Fr J.Rousse-Lacordaire op

13 septembre 2010
Il y a vraiment de quoi s’étonner de l’admiration de Jésus pour la foi du centurion telle qu’elle s’exprime dans le message qu’il fait porter à Jésus par ses amis. En effet, le centurion explique que Jésus peut guérir le serviteur parce que lui, le centurion, qui est un subordonné, peut se faire obéir efficacement de ses propres subalternes. Autrement dit, il se compare à Jésus et le juge, d’une certaine manière, comparable à lui, en ce sens que Jésus serait lui aussi un subordonné qui pourrait donc se faire obéir de ses propres subalternes.
Si Jésus admire tant la foi cet homme qui le relègue à un rang relativement inférieur, c’est précisément parce que cet homme dit vrai : ami d’Israël (ce pourquoi Jésus se rend chez lui), il reconnaît en Jésus un homme totalement ordonné à la volonté de ce Dieu d’Israël qui veut le salut de tous, un homme en qui le salut est en quelque sorte déjà donné et qui ne peut faire autrement que de le donner parce que telle est la volonté du Père.
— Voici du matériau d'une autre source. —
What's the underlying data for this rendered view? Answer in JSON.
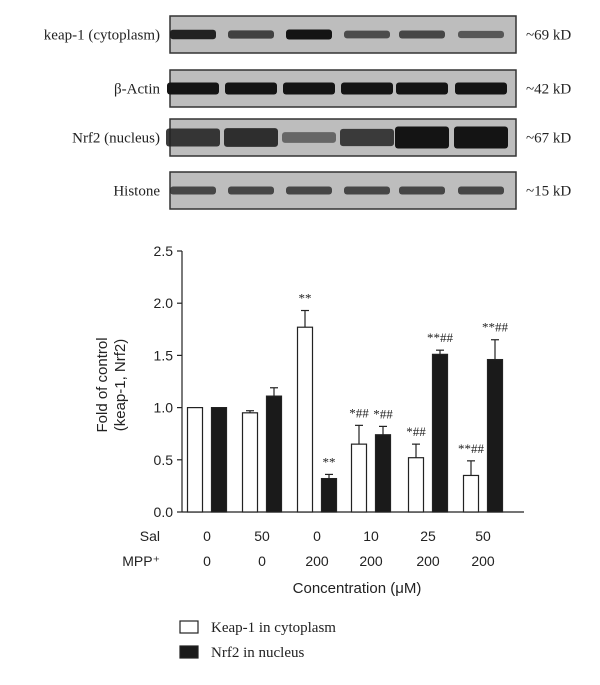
{
  "blots": {
    "rows": [
      {
        "label": "keap-1 (cytoplasm)",
        "mw": "~69 kD",
        "style": "thin"
      },
      {
        "label": "β-Actin",
        "mw": "~42 kD",
        "style": "thick"
      },
      {
        "label": "Nrf2 (nucleus)",
        "mw": "~67 kD",
        "style": "nrf2"
      },
      {
        "label": "Histone",
        "mw": "~15 kD",
        "style": "thin"
      }
    ],
    "band_intensity": [
      [
        0.9,
        0.65,
        1.0,
        0.55,
        0.6,
        0.45
      ],
      [
        1.0,
        1.0,
        1.0,
        1.0,
        1.0,
        1.0
      ],
      [
        0.75,
        0.8,
        0.3,
        0.7,
        1.0,
        1.0
      ],
      [
        0.6,
        0.6,
        0.6,
        0.6,
        0.6,
        0.6
      ]
    ]
  },
  "chart_data": {
    "type": "bar",
    "ylabel_line1": "Fold of control",
    "ylabel_line2": "(keap-1, Nrf2)",
    "xlabel": "Concentration (μM)",
    "ylim": [
      0,
      2.5
    ],
    "yticks": [
      "0.0",
      "0.5",
      "1.0",
      "1.5",
      "2.0",
      "2.5"
    ],
    "conditions": {
      "rows": [
        {
          "name": "Sal",
          "values": [
            "0",
            "50",
            "0",
            "10",
            "25",
            "50"
          ]
        },
        {
          "name": "MPP⁺",
          "values": [
            "0",
            "0",
            "200",
            "200",
            "200",
            "200"
          ]
        }
      ]
    },
    "series": [
      {
        "name": "Keap-1 in cytoplasm",
        "fill": "#ffffff",
        "values": [
          1.0,
          0.95,
          1.77,
          0.65,
          0.52,
          0.35
        ],
        "errors": [
          0.0,
          0.02,
          0.16,
          0.18,
          0.13,
          0.14
        ],
        "labels": [
          "",
          "",
          "**",
          "*##",
          "*##",
          "**##"
        ]
      },
      {
        "name": "Nrf2 in nucleus",
        "fill": "#1a1a1a",
        "values": [
          1.0,
          1.11,
          0.32,
          0.74,
          1.51,
          1.46
        ],
        "errors": [
          0.0,
          0.08,
          0.04,
          0.08,
          0.04,
          0.19
        ],
        "labels": [
          "",
          "",
          "**",
          "*##",
          "**##",
          "**##"
        ]
      }
    ]
  }
}
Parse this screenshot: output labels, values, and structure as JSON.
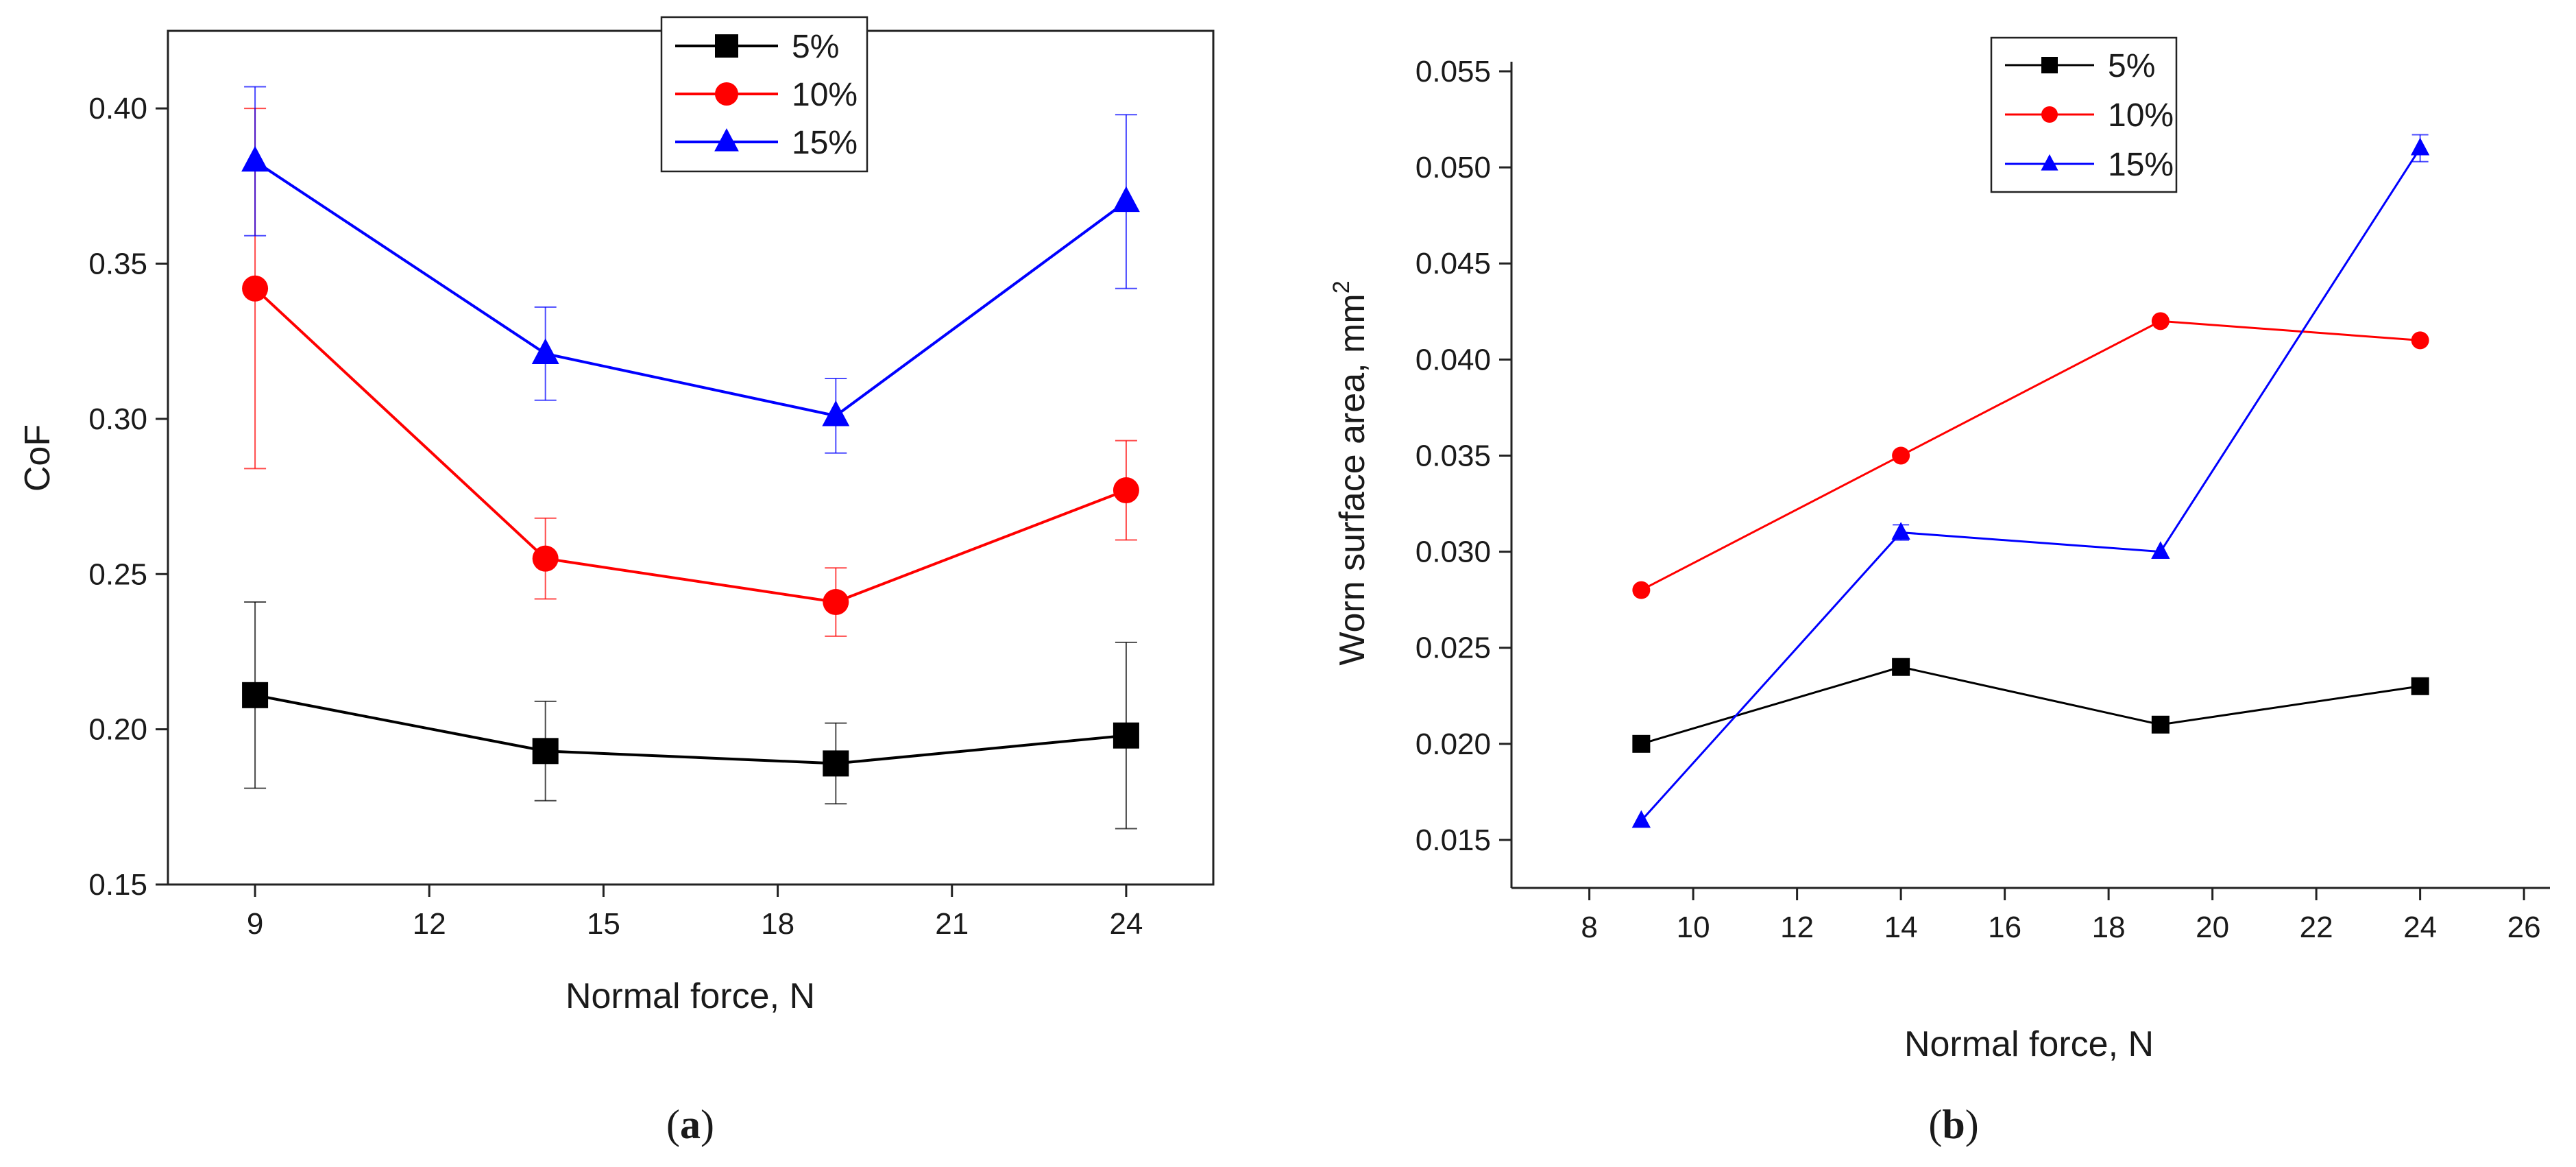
{
  "chart_data": [
    {
      "type": "line",
      "panel_label": "a",
      "xlabel": "Normal force, N",
      "ylabel": "CoF",
      "xlim": [
        7.5,
        25.5
      ],
      "ylim": [
        0.15,
        0.425
      ],
      "xticks": [
        9,
        12,
        15,
        18,
        21,
        24
      ],
      "yticks": [
        0.15,
        0.2,
        0.25,
        0.3,
        0.35,
        0.4
      ],
      "ytick_labels": [
        "0.15",
        "0.20",
        "0.25",
        "0.30",
        "0.35",
        "0.40"
      ],
      "legend_position": "top-center",
      "error_bars": true,
      "series": [
        {
          "name": "5%",
          "color": "#000000",
          "marker": "square",
          "x": [
            9,
            14,
            19,
            24
          ],
          "y": [
            0.211,
            0.193,
            0.189,
            0.198
          ],
          "err": [
            0.03,
            0.016,
            0.013,
            0.03
          ]
        },
        {
          "name": "10%",
          "color": "#ff0000",
          "marker": "circle",
          "x": [
            9,
            14,
            19,
            24
          ],
          "y": [
            0.342,
            0.255,
            0.241,
            0.277
          ],
          "err": [
            0.058,
            0.013,
            0.011,
            0.016
          ]
        },
        {
          "name": "15%",
          "color": "#0000ff",
          "marker": "triangle",
          "x": [
            9,
            14,
            19,
            24
          ],
          "y": [
            0.383,
            0.321,
            0.301,
            0.37
          ],
          "err": [
            0.024,
            0.015,
            0.012,
            0.028
          ]
        }
      ]
    },
    {
      "type": "line",
      "panel_label": "b",
      "xlabel": "Normal force, N",
      "ylabel": "Worn surface area, mm",
      "ylabel_sup": "2",
      "xlim": [
        6.5,
        26.5
      ],
      "ylim": [
        0.0125,
        0.0555
      ],
      "xticks": [
        8,
        10,
        12,
        14,
        16,
        18,
        20,
        22,
        24,
        26
      ],
      "yticks": [
        0.015,
        0.02,
        0.025,
        0.03,
        0.035,
        0.04,
        0.045,
        0.05,
        0.055
      ],
      "ytick_labels": [
        "0.015",
        "0.020",
        "0.025",
        "0.030",
        "0.035",
        "0.040",
        "0.045",
        "0.050",
        "0.055"
      ],
      "legend_position": "top-center",
      "error_bars": true,
      "series": [
        {
          "name": "5%",
          "color": "#000000",
          "marker": "square",
          "x": [
            9,
            14,
            19,
            24
          ],
          "y": [
            0.02,
            0.024,
            0.021,
            0.023
          ],
          "err": [
            0,
            0,
            0,
            0
          ]
        },
        {
          "name": "10%",
          "color": "#ff0000",
          "marker": "circle",
          "x": [
            9,
            14,
            19,
            24
          ],
          "y": [
            0.028,
            0.035,
            0.042,
            0.041
          ],
          "err": [
            0,
            0,
            0,
            0
          ]
        },
        {
          "name": "15%",
          "color": "#0000ff",
          "marker": "triangle",
          "x": [
            9,
            14,
            19,
            24
          ],
          "y": [
            0.016,
            0.031,
            0.03,
            0.051
          ],
          "err": [
            0,
            0.0004,
            0,
            0.0007
          ]
        }
      ]
    }
  ]
}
Foi admirable donc, et admirée par Jésus, que celle-ci qui ne doute pas du salut, qui le demande et qui l’accueille ; foi d’autant plus admirable encore, et d’autant plus admirée par Jésus qu’elle s’exerce au profit d’un autre, d’un inférieur, d’un esclave, faisant ainsi du centurion l’intercesseur et l’intermédiaire de cette grâce.
Nous savons, nous, que Jésus n’est pas un subalterne : par conséquent, combien plus grande devrait être notre foi, et combien plus efficace pour nos frères notre intercession.